- Born: 2 July 1909 Warsaw, Russian Empire
- Died: 23 July 2008 (aged 99) Warsaw, Poland
- Occupations: nurse, nursing administrator
- Years active: 1937–1980

= Rachela Hutner =

Polish nurse (1909–2008)

Rachela Hutner (2 July 1909 – 23 July 2008) was a pioneering Polish nurse who was instrumental in the development of the post-World War II nursing profession of her country, pressing for educational requirements and standards. She received numerous awards and honors, including the Knight's Cross and Commander's Cross with the Star of the Order of Polonia Restituta from Poland and the international Florence Nightingale Medal.

==Early life==
Rachela Hutner was born on 2 July 1909 in Warsaw, which at the time was part of the Russian Empire to the Jewish couple Hannah (née Wajdenfeld) and Joel Chaim Hutner. She was the younger sister of Rabbi Yitzchak Hutner (1906–1980). After her primary schooling, she attended the E. Perła-Łubieńska Gymnasium gimnazjum E. Perła-Łubieńska), graduating in 1927. Continuing her education, Hutner enrolled in the University of Warsaw to study in the Faculty of Mathematics and Natural Sciences. Before graduating, after three years, she transferred to the Warsaw Nurses' School (Warszawskiej Szkoły Pielęgniarstwa), from which she graduated in 1937.

==Career==
Immediately after her graduation, Hutner began working in the surgical department at the School of Hygiene. Winning a scholarship from the government to further her education, she traveled to England in 1938 and enrolled at the Queen's Nursing Institute. Graduating in 1939, the outbreak of war delayed her return home and she remained in England, working for the Willesden District Nursing Association. She was one of the nurses who assisted the wounded during the bombing of London in 1940. In 1944, she attended additional courses at the Southend-on-Sea Hospital in Essex and upon completion of her studies went to work at the St James' Hospital in London. Hutner remained active there until she attained a scholarship to attend studies in the United States in 1947. She traveled to Detroit, Michigan and attended Wayne State University in 1947 and 1948, graduating from the School of Pedagogy.

In 1948, Hutner returned to Warsaw and began her career at the Ministry of Health, recognizing the nursing shortage caused by the war and inadequate training facilities. She pressed for the organization of the Training Center for Nursing Instructors which opened in 1949 and for which she served as director. Simultaneously, she proposed a center for nurses and candidates to improve their proficiency, though it would not be established until 1961. Hutner was one of the co-founders of the Polish Nursing Association, which was established in 1958. In 1960, after receiving a fellowship from the Rockefeller Foundation, Hutner went on a tour of the Nordic countries to evaluate nursing practices, standards and educational facilities. Returning from abroad, she opened the nurses' training school, which would be renamed in 1962 as the Central Medical Personnel Development Center (Centralny Ośrodek Doskonalenia Średnich Kadr Medycznych).

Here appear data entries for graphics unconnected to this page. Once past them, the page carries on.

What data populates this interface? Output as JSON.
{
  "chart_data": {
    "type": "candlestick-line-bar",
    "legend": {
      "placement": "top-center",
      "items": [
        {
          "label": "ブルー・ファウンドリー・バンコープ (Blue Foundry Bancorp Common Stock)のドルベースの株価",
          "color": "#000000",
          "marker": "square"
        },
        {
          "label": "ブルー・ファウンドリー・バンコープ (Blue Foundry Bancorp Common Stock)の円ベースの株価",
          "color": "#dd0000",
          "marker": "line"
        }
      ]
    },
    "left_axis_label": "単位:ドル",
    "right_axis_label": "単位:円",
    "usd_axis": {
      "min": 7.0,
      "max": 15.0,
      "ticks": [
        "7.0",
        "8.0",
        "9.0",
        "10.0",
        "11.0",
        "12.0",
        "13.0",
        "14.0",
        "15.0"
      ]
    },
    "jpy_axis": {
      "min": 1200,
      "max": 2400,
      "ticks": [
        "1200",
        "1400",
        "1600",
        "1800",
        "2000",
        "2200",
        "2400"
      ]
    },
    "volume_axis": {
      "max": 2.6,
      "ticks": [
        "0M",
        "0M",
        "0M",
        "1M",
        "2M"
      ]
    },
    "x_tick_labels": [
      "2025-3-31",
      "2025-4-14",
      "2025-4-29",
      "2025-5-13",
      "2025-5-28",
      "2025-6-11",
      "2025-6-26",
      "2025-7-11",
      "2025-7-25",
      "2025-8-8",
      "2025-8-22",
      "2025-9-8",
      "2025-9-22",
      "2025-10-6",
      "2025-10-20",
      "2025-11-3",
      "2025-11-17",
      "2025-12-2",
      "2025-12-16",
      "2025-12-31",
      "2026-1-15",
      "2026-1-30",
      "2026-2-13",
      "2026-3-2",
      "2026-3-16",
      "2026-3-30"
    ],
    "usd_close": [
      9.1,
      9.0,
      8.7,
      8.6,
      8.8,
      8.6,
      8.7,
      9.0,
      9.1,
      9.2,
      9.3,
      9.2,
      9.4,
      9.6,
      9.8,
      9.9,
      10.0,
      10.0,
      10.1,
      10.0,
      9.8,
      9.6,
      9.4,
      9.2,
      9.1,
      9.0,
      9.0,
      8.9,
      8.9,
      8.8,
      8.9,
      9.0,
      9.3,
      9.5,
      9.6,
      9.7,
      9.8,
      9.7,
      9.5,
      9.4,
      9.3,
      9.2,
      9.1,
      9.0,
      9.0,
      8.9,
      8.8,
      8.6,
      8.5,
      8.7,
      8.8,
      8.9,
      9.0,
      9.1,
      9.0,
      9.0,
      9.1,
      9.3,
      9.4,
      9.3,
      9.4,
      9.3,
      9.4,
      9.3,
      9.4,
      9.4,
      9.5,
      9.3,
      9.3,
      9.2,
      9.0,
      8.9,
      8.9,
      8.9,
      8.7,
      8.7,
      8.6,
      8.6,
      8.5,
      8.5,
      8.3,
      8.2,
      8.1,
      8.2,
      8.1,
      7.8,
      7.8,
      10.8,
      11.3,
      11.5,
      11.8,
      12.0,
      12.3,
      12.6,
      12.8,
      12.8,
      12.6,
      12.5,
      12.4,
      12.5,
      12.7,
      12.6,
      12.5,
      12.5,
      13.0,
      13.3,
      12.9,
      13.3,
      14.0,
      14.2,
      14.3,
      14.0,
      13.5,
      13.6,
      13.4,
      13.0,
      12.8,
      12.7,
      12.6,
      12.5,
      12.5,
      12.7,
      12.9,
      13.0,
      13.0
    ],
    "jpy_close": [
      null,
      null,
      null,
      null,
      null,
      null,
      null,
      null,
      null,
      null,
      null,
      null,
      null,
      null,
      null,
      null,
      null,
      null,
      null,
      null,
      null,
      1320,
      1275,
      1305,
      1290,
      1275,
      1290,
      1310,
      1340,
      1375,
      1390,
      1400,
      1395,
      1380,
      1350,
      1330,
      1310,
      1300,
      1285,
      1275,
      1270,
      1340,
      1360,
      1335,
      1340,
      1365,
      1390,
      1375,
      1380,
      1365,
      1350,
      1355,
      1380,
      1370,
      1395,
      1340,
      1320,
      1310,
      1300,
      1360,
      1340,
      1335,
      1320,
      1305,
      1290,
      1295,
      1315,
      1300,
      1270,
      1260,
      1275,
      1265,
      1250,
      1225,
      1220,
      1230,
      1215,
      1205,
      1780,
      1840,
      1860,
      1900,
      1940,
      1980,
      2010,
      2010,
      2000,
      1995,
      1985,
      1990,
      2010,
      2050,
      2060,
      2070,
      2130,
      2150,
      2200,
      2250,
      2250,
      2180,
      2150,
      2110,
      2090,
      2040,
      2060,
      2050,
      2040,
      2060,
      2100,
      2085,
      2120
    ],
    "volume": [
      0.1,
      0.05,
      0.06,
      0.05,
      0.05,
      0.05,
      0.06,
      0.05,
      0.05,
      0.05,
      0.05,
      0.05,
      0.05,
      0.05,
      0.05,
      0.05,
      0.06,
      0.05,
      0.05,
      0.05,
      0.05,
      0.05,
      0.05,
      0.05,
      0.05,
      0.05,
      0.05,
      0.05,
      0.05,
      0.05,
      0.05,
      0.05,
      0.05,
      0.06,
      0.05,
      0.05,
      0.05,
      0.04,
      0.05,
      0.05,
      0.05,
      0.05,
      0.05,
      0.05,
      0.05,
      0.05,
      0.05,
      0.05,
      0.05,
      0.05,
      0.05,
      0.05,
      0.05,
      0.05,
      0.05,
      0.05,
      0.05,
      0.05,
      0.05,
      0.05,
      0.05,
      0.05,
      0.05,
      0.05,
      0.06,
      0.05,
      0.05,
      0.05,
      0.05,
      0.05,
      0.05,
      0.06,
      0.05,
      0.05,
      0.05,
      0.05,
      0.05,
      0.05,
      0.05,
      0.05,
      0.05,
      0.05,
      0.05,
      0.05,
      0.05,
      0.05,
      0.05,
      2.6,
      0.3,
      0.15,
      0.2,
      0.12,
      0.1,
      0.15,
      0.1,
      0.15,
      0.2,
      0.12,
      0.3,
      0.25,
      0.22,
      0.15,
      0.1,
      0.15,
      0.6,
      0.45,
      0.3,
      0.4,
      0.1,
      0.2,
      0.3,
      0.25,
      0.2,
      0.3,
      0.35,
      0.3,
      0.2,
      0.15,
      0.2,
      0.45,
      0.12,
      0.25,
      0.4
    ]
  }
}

She would direct this organization until her retirement, publishing two nursing textbooks, Podręcznik dla pielęgniarek (Manual for Nurses, 1958) and Pielęgniarstwo specjalistyczne (Specialized Nursing, 1962).

Hutner took a course offered by the World Health Organization (WHO) in Denmark in 1964 to study nursing management and the following year was asked to represent the Polish Nursing Association as their delegate for the International Council of Nurses (ICN). She was selected by the ICN to serve on the Admissions Committee for two terms. For seven years she was a lecturer at the Medical University of Lublin for the Nursing Department and taught courses at the Mother and Child Institute (pl) (Instytut Matki i Dziecka) in Warsaw. She was also an instructor and expert consultant for the WHO until 1968.

==Post-retirement==
Hutner retired in 1973 but continued to support nursing development. She was one of the co-creators of an international survey sponsored by the Institut Henry-Dunant in Geneva to identify and predict health issues for the decade of the 1980s.

==Awards==
Hutner received many awards during her career for her work in nursing. Among them are the Honorary Medal "For exemplary work in the health service" (pl) (1953); the Silver Cross of Merit (1954); the Gold Cross of Merit (1964); the Knight's Cross of the Order of Polonia Restituta (1972); the Medal of the 30th Anniversary of People's Poland (1974); and the Medal of the National Education Commission (pl) (1978). In 1995, Hutner was awarded the Florence Nightingale Medal for her development of nursing programs, supervisory duties at the Nursing Faculty of the Medical Academy of Warsaw, and her expert consultations with the World Health Organization. That same year, she was awarded an honorary doctorate from the Medical University of Lublin. She was awarded the Commander's Cross with the Star of the Order of Polonia Restituta in 2000 in recognition of her exemplary contributions to the country and development of Polish nursing.

==Death and legacy==
Hutner died on 23 July 2008 in Warsaw and was buried in the Jewish Cemetery. She is recognized as a pioneer of the modern nursing profession in Poland.